Weil er sich weigerte, seine Webcam während der Arbeit eingeschaltet zu lassen, wurde ein Angestellter eines US-Unternehmens gefeuert. Inzwischen wurde er für den Rauswurf entschädigt.

Diessen - Damit hätte er vermutlich nicht gerechnet: In den Niederlanden wurde ein Remote-Angestellter des US-Unternehmens Chetu gefeuert, weil er sich weigerte, während des Arbeitens die Kamera anzulassen. Wie NL Times berichtet, hatte der Niederländer bereits mehr als eineinhalb Jahre für die Softwarefirma gearbeitet, bevor er Ende August angewiesen wurde, an einem virtuellen Training teilzunehmen. Ihm wurde mitgeteilt, dass er während dieses Zeitraums den ganzen Arbeitstag über eingeloggt bleiben müsse, wobei die Bildschirmfreigabe eingeschaltet und seine Webcam aktiviert sei. Das Training wurde als „Corrective Action Programm“ bezeichnet.

Nachdem er die Einladung zum Trainingsprogramm bekommen hatte, wurde der Telemarketing-Mitarbeiter skeptisch - und schrieb eine E-Mail an die Firma. „Ich fühle mich nicht wohl dabei, neun Stunden am Tag von einer Kamera überwacht zu werden. Das ist ein Eingriff in meine Privatsphäre und ich fühle mich sehr unwohl. Sie können bereits alle Aktivitäten auf meinem Laptop überwachen und ich gebe meinen Bildschirm frei.“ Sein Einwand zog Konsequenzen nach sich: Nur wenige Tage später wurde er wegen „Arbeitsverweigerung“ und „Ungehorsam“ fristlos entlassen.

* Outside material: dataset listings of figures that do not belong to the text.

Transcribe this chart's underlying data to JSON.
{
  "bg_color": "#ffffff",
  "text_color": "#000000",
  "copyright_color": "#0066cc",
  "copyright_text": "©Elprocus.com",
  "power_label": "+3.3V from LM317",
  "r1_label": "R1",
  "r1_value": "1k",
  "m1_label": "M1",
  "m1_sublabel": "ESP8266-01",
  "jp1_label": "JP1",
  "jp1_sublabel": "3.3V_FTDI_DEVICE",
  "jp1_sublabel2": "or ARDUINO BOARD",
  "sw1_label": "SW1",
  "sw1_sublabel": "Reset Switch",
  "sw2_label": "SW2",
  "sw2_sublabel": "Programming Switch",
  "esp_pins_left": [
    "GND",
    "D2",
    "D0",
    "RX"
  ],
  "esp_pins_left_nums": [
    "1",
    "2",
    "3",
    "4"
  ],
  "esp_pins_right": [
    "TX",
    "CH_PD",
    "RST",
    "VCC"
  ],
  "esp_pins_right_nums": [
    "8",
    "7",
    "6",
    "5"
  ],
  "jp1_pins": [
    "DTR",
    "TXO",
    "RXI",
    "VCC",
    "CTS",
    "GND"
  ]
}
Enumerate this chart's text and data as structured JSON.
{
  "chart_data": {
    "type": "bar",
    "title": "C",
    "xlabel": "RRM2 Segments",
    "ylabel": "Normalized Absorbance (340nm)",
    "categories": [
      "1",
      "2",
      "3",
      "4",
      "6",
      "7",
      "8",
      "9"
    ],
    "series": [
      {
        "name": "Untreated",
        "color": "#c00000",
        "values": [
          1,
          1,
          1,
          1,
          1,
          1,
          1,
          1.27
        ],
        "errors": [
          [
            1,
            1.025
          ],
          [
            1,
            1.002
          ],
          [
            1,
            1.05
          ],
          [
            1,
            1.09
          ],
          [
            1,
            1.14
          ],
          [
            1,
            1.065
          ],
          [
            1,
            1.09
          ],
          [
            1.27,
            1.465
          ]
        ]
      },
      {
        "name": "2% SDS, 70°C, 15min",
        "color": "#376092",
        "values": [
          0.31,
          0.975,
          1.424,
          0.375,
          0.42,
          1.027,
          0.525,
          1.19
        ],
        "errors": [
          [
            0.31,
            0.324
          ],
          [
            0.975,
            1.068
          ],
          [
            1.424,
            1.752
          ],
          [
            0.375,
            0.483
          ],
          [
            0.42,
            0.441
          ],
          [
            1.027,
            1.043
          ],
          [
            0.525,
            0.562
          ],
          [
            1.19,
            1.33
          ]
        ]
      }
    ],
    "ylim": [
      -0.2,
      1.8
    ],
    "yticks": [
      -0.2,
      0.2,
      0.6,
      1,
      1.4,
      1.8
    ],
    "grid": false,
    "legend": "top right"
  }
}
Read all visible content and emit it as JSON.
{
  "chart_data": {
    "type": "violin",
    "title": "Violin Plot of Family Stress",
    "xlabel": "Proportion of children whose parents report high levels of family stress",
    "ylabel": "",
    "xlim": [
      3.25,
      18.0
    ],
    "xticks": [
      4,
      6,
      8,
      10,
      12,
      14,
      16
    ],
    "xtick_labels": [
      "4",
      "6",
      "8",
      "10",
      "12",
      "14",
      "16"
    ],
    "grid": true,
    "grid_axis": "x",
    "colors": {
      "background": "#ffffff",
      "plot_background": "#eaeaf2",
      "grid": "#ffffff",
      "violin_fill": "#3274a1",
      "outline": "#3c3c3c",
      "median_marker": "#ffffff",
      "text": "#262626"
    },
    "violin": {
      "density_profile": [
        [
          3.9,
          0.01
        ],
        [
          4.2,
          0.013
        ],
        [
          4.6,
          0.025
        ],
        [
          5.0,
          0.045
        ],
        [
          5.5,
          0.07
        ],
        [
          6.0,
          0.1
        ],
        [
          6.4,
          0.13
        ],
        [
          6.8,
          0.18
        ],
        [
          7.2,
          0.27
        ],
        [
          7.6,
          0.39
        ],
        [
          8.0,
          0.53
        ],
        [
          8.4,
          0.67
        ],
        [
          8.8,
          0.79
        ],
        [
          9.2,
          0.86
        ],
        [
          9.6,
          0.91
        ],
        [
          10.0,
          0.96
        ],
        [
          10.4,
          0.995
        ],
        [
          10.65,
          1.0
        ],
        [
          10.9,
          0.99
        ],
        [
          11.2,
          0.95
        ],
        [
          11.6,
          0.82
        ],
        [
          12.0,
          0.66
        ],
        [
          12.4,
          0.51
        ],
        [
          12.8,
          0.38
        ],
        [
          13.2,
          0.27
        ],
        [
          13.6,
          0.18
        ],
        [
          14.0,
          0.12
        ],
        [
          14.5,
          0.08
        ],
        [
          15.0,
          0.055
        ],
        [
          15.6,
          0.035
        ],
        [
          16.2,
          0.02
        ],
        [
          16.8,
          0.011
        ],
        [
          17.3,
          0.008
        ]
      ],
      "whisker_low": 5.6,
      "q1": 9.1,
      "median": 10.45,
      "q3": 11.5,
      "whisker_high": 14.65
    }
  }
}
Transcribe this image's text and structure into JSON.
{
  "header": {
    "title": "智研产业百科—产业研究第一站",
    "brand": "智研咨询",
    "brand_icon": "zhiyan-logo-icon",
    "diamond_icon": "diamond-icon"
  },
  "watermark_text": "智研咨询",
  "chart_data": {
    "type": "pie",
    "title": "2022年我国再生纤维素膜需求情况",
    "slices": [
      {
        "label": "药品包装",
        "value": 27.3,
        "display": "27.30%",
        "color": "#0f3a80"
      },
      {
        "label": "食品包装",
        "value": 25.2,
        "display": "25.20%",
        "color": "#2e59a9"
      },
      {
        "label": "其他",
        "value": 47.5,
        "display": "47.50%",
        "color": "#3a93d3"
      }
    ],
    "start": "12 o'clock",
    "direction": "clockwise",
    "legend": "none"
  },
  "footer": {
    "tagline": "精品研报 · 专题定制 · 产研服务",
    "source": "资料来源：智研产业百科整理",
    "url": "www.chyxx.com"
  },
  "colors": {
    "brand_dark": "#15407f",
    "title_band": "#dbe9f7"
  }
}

Gericht urteilt: Kündigung ist unverhältnismäßig

Der Mitarbeiter wollte seine Kündigung nicht so stehen lassen und reichte einige Wochen später Klage vor Gericht ein. Er war der festen Überzeugung, dass kein dringender Grund vorlag, der eine fristlose Entlassung rechtfertigen würde. Wie er betonte, sei die Kündigung unverhältnismäßig und die Aufforderung, seine Webcam eingeschaltet zu lassen, verstoße gegen die Datenschutzbestimmungen.

Dass die Kündigung nicht rechtsgültig war, konnte auch das Gericht bestätigen. „Der Arbeitgeber hat die Gründe für die Entlassung nicht deutlich genug dargelegt“, urteilte es. „Außerdem gab es weder Beweise für eine Arbeitsverweigerung noch eine angemessene Anweisung. Die Anweisung, die Kamera eingeschaltet zu lassen, verstößt gegen das Recht des Arbeitnehmers auf Achtung seines Privatlebens.“

Arbeitgeber argumentiert gegen Gericht - verliert jedoch den Rechtsstreit

Chetu argumentierte stattdessen, dass die Webcam nichts anderes sei, als wenn der Arbeitnehmer im Büro anwesend gewesen und von der Geschäftsführung beobachtet worden wäre. Das Bezirksgericht hielt es für unwahrscheinlich, dass Chetu beabsichtigte, die Webcam-Bilder zu speichern, und erklärte, der Datenschutz sei nicht die relevante Frage. Stattdessen argumentierte es mit dem Eingriff in die Privatsphäre des Klägers.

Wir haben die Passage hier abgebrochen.